Today a release was issued by Sagient Research – Sagient Research is a publisher of independent research. The release was about their research report which demonstrated a "significant decline" in FDA approvals during 2007 citing a 13% drop in 2007. In addition, according to the company, the number of approvable letters increased by 40%:
|
Percentage Change in FDA Decisions: 2006 vs. 2007 |
|||
|
Decision Type |
2007 |
2006 |
Change |
|
Approved |
64% |
73% |
-13% |
|
Approvable Letter |
28% |
20% |
40% |
|
Non-Approvable |
8% |
6% |
22% |
Also according to the company, the average stock price change that was the result of an approvable letter dropped in 2007 to a 12.89% from 21.42% in 2006, which would mean that approvable letters are having less of an impact and that perhaps investors are adjusting to this new paradigm.
This is not good news for the agency – especially one that is committed to bringing new drugs to market.
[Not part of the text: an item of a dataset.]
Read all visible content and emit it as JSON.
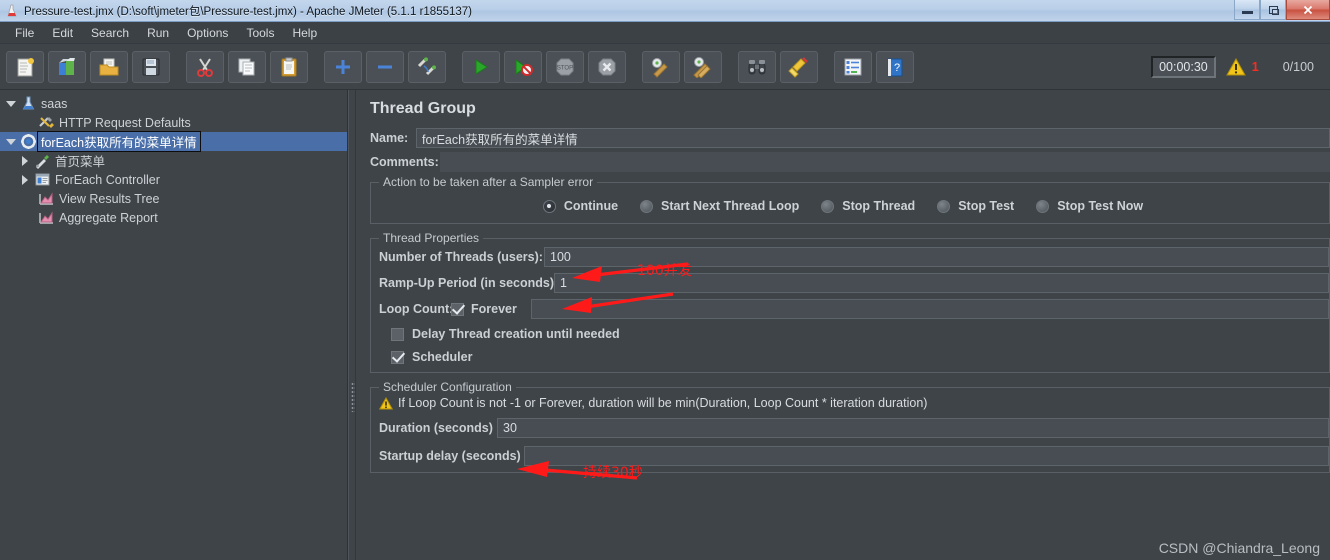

This, combined with a much lower rate of enforcement by the agency as expressed through a weak stream of warning letters indicates an agency, and hence and industry, that has much changed.
Who said the Agency is really “…committed to bringing new drugs to market..”? Is there any mandate in the Agency’s authorizing legislation for that?
The entire purpose of the establishment of the agency is to regulate drugs, including their approval. Each year the agency has to report on its track record in new approvals and PDUFA timelines. And the agency has developed a critical path initiative that, though never properly promoted, highlights the agency goals in bringing new molecules to the benefit of patients.